AWS announced that it is changing the name of its cloud service offering, Amazon Elasticsearch Service, to Amazon OpenSearch Service, and claims that despite the name change, they will continue to provide the same experience and will not have any negative impact on ongoing operations and development methods, as well as business usage.

OpenSearch is a community-driven open source search and analytics suite forked from Elasticsearch 7.10.2 and Kibana 7.10.2 licensed from Apache 2.0. It consists of a search engine daemon (OpenSearch), a visualization and user interface (OpenSearch Dashboards), and advanced features of Open Distro for Elasticsearch such as security, alerts, anomaly detection, etc.

OpenSearch 1.0 was officially GA’d in July, and support for OpenSearch 1.0 is available from Amazon OpenSearch Service. In addition to OpenSearch 1.0, Amazon OpenSearch Service offers other open source engines that can be deployed and run, including Elasticsearch 7.10 and earlier, which follows the Apache 2.0 license.

AWS says it will continue to support and maintain ALv2 Elasticsearch releases, providing security and bug fixes for these releases in a timely manner.

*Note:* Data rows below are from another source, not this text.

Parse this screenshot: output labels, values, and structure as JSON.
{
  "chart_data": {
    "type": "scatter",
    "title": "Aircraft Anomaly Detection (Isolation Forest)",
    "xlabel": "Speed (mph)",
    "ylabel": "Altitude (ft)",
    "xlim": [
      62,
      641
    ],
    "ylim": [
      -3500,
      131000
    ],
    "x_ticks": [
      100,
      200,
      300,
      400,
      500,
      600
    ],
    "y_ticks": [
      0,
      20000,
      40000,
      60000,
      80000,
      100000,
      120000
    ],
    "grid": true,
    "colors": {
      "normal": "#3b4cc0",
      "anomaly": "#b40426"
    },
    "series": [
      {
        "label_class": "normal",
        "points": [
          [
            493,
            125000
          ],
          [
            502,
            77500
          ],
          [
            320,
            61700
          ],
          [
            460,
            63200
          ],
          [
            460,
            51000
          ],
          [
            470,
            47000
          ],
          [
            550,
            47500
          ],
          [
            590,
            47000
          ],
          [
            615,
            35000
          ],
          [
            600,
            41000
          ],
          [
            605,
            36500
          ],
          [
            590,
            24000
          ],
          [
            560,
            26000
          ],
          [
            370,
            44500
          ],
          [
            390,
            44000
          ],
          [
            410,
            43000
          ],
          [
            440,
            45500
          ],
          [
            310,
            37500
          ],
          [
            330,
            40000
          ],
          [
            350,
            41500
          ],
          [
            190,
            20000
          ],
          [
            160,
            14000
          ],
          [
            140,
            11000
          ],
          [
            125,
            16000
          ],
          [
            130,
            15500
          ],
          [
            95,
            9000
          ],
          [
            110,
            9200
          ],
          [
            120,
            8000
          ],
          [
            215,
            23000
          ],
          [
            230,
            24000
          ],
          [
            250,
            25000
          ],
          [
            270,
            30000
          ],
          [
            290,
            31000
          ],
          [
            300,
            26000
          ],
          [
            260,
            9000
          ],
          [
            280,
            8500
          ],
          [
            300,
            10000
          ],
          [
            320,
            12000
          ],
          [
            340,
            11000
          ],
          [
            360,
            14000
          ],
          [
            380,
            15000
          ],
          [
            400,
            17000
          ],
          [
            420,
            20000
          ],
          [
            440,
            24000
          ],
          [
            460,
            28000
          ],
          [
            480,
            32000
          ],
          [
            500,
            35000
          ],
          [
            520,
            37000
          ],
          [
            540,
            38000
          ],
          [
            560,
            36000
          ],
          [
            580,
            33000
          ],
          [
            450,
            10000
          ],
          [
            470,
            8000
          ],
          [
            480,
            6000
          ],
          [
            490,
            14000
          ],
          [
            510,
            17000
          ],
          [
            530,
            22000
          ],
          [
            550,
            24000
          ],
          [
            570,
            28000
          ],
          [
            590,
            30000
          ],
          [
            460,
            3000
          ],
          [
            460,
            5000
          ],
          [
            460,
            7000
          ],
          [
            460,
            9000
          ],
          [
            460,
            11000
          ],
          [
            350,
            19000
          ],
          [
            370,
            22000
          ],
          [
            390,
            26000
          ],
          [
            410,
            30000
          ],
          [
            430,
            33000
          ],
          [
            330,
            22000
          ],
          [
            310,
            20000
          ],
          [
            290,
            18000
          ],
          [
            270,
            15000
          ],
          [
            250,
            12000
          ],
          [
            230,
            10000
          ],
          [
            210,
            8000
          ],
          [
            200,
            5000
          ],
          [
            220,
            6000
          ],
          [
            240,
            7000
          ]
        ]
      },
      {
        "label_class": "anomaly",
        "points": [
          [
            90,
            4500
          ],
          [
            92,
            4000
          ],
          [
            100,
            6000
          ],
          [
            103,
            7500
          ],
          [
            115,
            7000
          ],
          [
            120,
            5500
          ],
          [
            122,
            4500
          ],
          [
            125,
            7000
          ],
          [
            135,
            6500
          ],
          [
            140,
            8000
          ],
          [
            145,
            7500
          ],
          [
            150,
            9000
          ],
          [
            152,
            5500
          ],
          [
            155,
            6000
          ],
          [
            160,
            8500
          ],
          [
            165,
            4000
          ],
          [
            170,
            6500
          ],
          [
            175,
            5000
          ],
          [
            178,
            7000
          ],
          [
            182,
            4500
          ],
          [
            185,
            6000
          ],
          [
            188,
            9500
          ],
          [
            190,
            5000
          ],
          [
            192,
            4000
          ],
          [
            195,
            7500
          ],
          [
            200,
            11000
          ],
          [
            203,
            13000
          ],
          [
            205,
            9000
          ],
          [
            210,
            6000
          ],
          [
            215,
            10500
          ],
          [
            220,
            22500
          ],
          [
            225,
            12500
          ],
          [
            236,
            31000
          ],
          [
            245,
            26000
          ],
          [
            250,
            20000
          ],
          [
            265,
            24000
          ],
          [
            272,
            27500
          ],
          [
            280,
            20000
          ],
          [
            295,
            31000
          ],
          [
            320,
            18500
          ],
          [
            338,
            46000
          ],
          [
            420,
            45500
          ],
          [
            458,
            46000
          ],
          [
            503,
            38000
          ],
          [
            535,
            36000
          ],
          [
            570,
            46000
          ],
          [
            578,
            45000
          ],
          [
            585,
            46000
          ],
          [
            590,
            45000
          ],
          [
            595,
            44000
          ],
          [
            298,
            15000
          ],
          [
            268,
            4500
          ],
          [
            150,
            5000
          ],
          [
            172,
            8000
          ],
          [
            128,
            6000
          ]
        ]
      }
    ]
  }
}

In addition, they will provide new features and functionality through OpenSearch and OpenSearch Dashboards. AWS will ensure that the OpenSearch client is compatible with open source protocols.

AWS also mentioned that OpenSearch, which they open source and maintain, offers some features not previously available in Elasticsearch, such as SQL query syntax, exception detection, index management, asynchronous search, as well as a performance analyzer and RCA framework.

Not long ago, Elastic made the decision to restrict Elasticsearch clients from connecting to OpenSearch, a move that was seen as a sign of Elastic’s “decoupling” from AWS. Now, AWS has dropped the “Elasticsearch” part of the product name and replaced it with the Amazon OpenSearch Service, which includes only its own products, in what appears to be a backlash against Elastic.